Gonzako@lemmy.world 2 months ago
How do devs make off by one mistakes.
sugar_in_your_tea@sh.itjust.works 2 months ago
The most common source of security vulnerabilities is memory corruption and off by one errors.
DragonTypeWyvern@midwest.social 2 months ago
My academic advisor in college was named Null
Even I kept running into trouble because the system thought I didn’t have a registered advisor.
ploot@lemmy.blahaj.zone 2 months ago
I have never seen this happen, and I don’t know what tools would confuse the string “null” with NULL. From the comments in this thread, there are evidently more terribly programmed systems than I imagined.
Atomic@sh.itjust.works 2 months ago
Shit happens, mistakes are sometimes made. Valve once had code that could delete your entire drive.
DragonTypeWyvern@midwest.social 2 months ago
I’m pretty sure at least some of the university’s systems were designed by students.
shotgun_crab@lemmy.world 2 months ago
As long as there’s javascript somewhere, anything can happen
sugar_in_your_tea@sh.itjust.works 2 months ago
Two likely reasons:
- CSV got involved somewhere
- JavaScript
ramble81@lemm.ee 2 months ago
Knew a guy who had the license plate ‘NULL’ and he was telling me how he never got a toll bill or red light ticket.
afronaut@lemmy.cafe 2 months ago
Lmao, I knew a guy from grade school with the last name Null.
Shardikprime@lemmy.world 2 months ago
Friend of little Bobby I presume
gedaliyah@lemmy.world 2 months ago
How about XÆa-12? Asking for a friend.
Shardikprime@lemmy.world 2 months ago
mysticpickle@lemmy.ca 2 months ago
KeenFlame@feddit.nu 2 months ago
I bet, I can’t even read this article without confusion
undefined@lemmy.hogru.ch 2 months ago
I’ve been doing web development for something like 20 years now and I just can’t imagine how shitty your backend is if this is an issue.
timuchan@lemm.ee 2 months ago
This was my thought as well, sanitize your inputs! Are they not quoting/casting to string before input?
undefined@lemmy.hogru.ch 2 months ago
Unless you’re coding from scratch it’s hard to not do this with any modern framework.
livingcoder@programming.dev 2 months ago
It happened to a friend who wasn’t passing in the proper types into their stored procedures, all strings, and “null” (not case sensitive) conflicted with actual null values. Everything in the web interface were strings, and so was null.
For some people it takes this mistake before they learn to always care about the data types you’re passing in.

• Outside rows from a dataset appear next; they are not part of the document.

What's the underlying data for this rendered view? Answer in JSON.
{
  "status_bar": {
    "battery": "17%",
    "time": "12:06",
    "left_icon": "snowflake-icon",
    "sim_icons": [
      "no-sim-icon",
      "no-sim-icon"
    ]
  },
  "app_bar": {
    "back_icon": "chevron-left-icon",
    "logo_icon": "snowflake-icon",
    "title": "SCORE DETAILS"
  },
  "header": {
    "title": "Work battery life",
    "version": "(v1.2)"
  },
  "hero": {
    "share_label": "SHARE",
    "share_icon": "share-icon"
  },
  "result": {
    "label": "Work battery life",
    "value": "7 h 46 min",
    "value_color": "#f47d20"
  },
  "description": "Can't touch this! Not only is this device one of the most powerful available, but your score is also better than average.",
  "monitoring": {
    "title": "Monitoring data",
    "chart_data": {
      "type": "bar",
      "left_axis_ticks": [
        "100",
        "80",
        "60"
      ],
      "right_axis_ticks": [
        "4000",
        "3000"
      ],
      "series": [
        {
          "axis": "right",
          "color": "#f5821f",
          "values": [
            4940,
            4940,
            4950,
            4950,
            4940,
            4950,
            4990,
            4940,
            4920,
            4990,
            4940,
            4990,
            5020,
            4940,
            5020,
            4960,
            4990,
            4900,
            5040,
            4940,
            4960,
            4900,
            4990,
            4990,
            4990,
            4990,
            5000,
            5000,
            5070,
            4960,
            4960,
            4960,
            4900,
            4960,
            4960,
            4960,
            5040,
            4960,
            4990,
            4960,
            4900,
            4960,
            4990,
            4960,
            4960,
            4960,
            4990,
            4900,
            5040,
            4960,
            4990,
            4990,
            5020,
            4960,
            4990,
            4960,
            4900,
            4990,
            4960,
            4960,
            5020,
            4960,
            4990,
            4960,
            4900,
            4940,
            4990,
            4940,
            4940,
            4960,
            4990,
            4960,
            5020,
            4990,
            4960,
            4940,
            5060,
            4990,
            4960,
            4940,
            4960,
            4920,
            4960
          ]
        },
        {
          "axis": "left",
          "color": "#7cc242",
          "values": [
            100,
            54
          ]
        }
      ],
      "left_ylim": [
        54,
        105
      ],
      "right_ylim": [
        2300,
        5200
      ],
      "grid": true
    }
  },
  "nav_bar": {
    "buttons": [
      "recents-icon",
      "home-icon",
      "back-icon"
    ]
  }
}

Dasus@lemmy.world 2 months ago
With LLM coding increasing, it might be going up. Idk am no pro, just worried.
Tangential, but I find it hilarious how Gemini’s syntax fucks up all the time.
I ask it to change my light called “CX2” to red. It complies, like usual, and it reads Okay, changing “CX2” to red., but what it says out loud is Okay, changing "CX two inches to red.
sugar_in_your_tea@sh.itjust.works 2 months ago
As a backbend dev, I blame DBAs. We were forced to support CSV imports from out support team so they could fix data issues on their own, and now we have some wonky data in prod…
undefined@lemmy.hogru.ch 2 months ago
Yeah that’s a whole other can of worms. I see this a lot at work where people are asking for direct database credentials and cringe every time.
undefined@lemmy.hogru.ch 2 months ago
Lately I’ve been dealing with tons of invalid byte sequences in MySQL dumps and it makes me question what the hell they’re allowing in there.